An organization that doesn’t have 501(c)(3) status yet but needs to communicate with donors about its tax status can use this letter to recognize donor contributions. This letter also includes language organizations can post on their websites while they are waiting for the IRS to recognize their tax-exempt status. (See also our Donor Acknowledgement Letter – Post-501(c)(3) Status.)
An organization that has 501(c)(3) status and needs to communicate with donors about its tax status can use this letter to recognize donor contributions. This letter also includes language organizations can post on their websites about their exempt status. (If your organization’s exemption ruling is pending, see also our Donor Acknowledgement Letter – Pre-501(c)(3) Status.)

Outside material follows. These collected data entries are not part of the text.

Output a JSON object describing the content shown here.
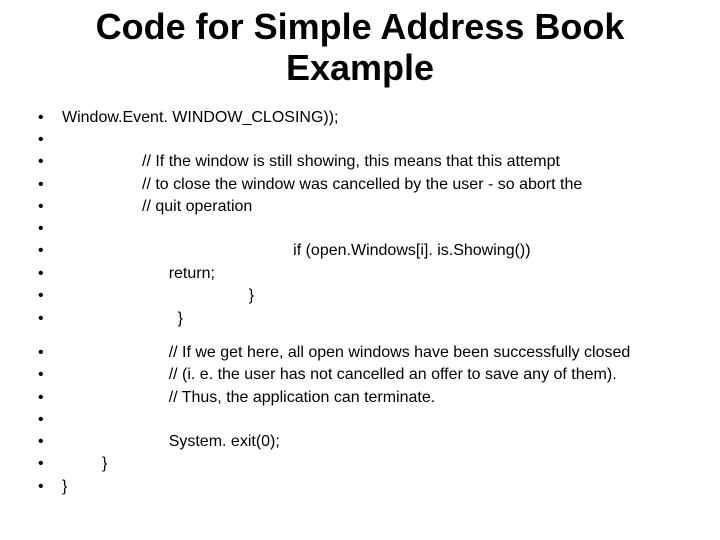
{
  "title": "Code for Simple Address Book Example",
  "lines_a": [
    "Window.Event. WINDOW_CLOSING));",
    "",
    "                  // If the window is still showing, this means that this attempt",
    "                  // to close the window was cancelled by the user - so abort the",
    "                  // quit operation",
    "",
    "                                                    if (open.Windows[i]. is.Showing())",
    "                        return;",
    "                                          }",
    "                          }"
  ],
  "lines_b": [
    "                        // If we get here, all open windows have been successfully closed",
    "                        // (i. e. the user has not cancelled an offer to save any of them).",
    "                        // Thus, the application can terminate.",
    "",
    "                        System. exit(0);",
    "         }",
    "}"
  ]
}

Use this template board service agreement to set clear expectations for your board members. This document includes a summary of board duties and other provisions that can protect your organization and help it grow strong.
This one-page visual guide sheet provides a succinct overview of the three fiduciary duties of board members serving Pennsylvania nonprofit corporations – the duty of care, the duty of loyalty, and the duty of obedience – and bullet points the actions board members take to fulfill these duties.
This template is for a nonprofit organization that is named after a living individual who is agreeing to license his/her/their name and likeness for use by the organization for its identity and branding materials. This sample agreement contemplates that the individual licensor is the founder and sole Member of a Pennsylvania nonprofit corporation.
Quality bylaws that reflect contemporary best practices help keep nonprofit organizations healthy. This is our basic tried-and-true template, which provides a great start for non-member organizations (i.e., organizations that just have board members and do not have voting members in addition to board members). This template works for organizations that are either adopting bylaws for the first time or want a template to work from to amend and restate their existing bylaws.
This version provides for a self-perpetuating board of directors (i.e., a board of directors that elects successor board members). It also includes a cover note about special considerations, calling out provisions that organizations may want to pay closer attention to or tailor to their needs.